Time for a rootin tootin convention

It’s time for a real presidential convention. We have had some real whoppers over the years. Louisiana backed Johnson when Kennedy was selected and would later win. I knew a delegate to that convention and the back room politics was anything but meek and mild. Then a few years later the democratic convention was held in Chicago and it at that convention that the race riots took place. The images of Mayor Daley standing up screaming is etched on the minds of many.
The election season is upon us. I enjoy observing the actions that take place during this period. Swings of presidential polls and followed by the introduction of new campaign issues and how the candidates handle these are what makes the elections so interesting. This builds to a frenzy as potential presidential candidates vie to become the candidate of choice to represent their representative political party.
Today issues such as the economy and foreign relations and illegal immigration are at the forefront while racism is simmering below the surface. Usually by the time the conventions are held today it is fairly well known who the candidate will be and the date the convention ends is known before it begins. This has not always been the case. Even though the issues have remained the same over the years the method to select the presidential candidate has evolved to what we have today.
Today States hold caucuses and decide on which candidate the state will support for the candidacy of the president of the United State. The person the state will support at the convention is usually known prior to the convention and is known before the convention is held. It has not all ways been this way.
In 1924 the Democratic National Convention was to be held in New York. I knew a man that was a delegate to this convention and three others. Transportation to the convention was by rail and for many it would take days to arrive. Air conditioning was not available and the1924 convention was held in the middle of summer. Today we enjoy business casual dress wearing slacks and short sleeved shirts. In 24 gentlemen were expected to wear suits and ties.
The opening event of the convention was the banquet and this was probably the only civil part of the convention. A major issue of the convention was the Ku Klux Klan. The Roman Catholic delegates from the North would stand in the halls of the hotel and demand that the Klan be denounced by the National Convention.
William Jennings Bryan had dared to attempt to break up the large monopolies of the industrial giants such as Andrew Carnagie and JP Morgan in the early 1900s. They banded together and threw their financial backing to a rival candidate that would defeat Bryan. He was the Democratic candidate for president on several occasions but was unsuccessful in his run. In 1924 he would be the vice presidential candidate and the same year he would defend Tennessee law to not teach evolution in the public school system at the Scopes Monkey Trial.
Bryan realized that if the KKK issue was brought to the floor of the convention it would break up the party for the upcoming election. When he went to speak to the convention he was horribly jeered by the New York political machine known as Tammany Hall. After thirty minutes he was able to address the convention. When the vote was finally cast the recommendation to keep the KKK issue out of the convention failed by seven votes. It was reported that as many as twenty-five percent of the Democratic convention delegates were members of the Klan. The press referred to the convention at the “Klanbake”.

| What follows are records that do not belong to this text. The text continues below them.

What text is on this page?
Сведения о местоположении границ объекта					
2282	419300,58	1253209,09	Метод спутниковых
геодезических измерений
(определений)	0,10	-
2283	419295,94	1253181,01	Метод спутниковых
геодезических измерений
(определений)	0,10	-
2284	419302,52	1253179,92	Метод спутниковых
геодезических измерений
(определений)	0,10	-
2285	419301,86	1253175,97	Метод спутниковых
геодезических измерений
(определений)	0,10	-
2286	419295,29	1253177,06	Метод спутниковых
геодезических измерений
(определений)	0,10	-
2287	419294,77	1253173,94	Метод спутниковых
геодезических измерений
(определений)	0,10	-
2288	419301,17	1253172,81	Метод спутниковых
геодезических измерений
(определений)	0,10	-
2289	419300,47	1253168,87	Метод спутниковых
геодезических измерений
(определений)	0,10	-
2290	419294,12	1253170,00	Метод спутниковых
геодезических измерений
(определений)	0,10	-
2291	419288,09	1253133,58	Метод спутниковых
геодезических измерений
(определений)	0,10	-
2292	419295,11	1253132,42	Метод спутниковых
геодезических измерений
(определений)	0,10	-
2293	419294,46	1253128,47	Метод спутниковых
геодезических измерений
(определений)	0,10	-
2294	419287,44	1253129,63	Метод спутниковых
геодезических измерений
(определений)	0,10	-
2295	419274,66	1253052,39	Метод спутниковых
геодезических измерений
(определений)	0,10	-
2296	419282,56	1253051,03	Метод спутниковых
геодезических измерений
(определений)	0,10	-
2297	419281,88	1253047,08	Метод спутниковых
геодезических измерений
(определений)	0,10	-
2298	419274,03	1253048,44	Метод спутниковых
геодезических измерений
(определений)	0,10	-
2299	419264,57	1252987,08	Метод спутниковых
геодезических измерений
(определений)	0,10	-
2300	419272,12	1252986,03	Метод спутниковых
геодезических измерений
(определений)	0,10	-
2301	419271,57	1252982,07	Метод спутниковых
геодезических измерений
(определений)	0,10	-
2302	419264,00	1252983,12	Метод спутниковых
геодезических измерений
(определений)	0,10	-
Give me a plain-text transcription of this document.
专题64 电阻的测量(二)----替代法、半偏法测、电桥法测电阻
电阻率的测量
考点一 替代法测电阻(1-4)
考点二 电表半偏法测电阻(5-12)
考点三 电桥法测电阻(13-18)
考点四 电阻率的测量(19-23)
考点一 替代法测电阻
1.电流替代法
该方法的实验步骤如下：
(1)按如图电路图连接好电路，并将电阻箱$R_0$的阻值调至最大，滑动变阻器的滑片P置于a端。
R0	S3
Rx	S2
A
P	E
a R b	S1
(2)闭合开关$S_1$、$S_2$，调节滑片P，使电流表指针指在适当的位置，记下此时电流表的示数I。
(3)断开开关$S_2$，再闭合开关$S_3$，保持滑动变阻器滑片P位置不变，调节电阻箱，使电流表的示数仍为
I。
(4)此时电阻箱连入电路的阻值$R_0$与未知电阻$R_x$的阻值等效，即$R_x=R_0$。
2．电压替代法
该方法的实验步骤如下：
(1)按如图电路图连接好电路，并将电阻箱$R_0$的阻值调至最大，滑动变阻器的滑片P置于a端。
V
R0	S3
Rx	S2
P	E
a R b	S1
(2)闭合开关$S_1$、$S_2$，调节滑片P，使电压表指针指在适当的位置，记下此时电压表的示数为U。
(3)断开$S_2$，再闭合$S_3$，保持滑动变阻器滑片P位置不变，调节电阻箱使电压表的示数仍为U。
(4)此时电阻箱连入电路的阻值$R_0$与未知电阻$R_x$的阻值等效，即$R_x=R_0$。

This was not the only crisis at the convention. Today we select the candidate on the first ballot of the convention. In 1924 the first ballot saw nineteen potential presidential candidates receiving votes. Al Smith received the second most votes of the first ballot. Fifteen days later the convention was not the glamorous event that it normally is. One hundred ballots had been voted on and there was still no candidate. Back office negotiations were going on while convention delegates were suffering in high temperature and patience was running thin. Some delegates were running out of money and they were telegraphing for funds so that they could pay their hotel bills.
At the one hundred ballot point in the convention the leader was Al Smith and William McAdoo was second. McAdoo was deemed to be unelectable due to his support of the Klan. Smith was not considered to be electable either as he was a Catholic. On the one hundred and third ballot a compromise candidate, John Davis was selected to represent the Democrats in the presidential elections. Ironically, a major critic of Al Smith was Joe Kennedy who said that a Catholic could not be elected. Kennedy was the father of John Kennedy who was eventually the first Catholic elected to the post of President of the United States.
Eventually Al Smith would become head of the corporation that would build and operate the Empire State Building while McAdoo would divorce his wife when he was seventy-one and marry his twenty-four year old secretary.
This convention has highlighted an important aspects of American politics. This facet is that a political party that is divided and contains infighting will not win the presidential election. We are at the beginning of the presidential election season. Enjoy the journey.
God Bless America, God Save the Ukraine and Pray for Israel.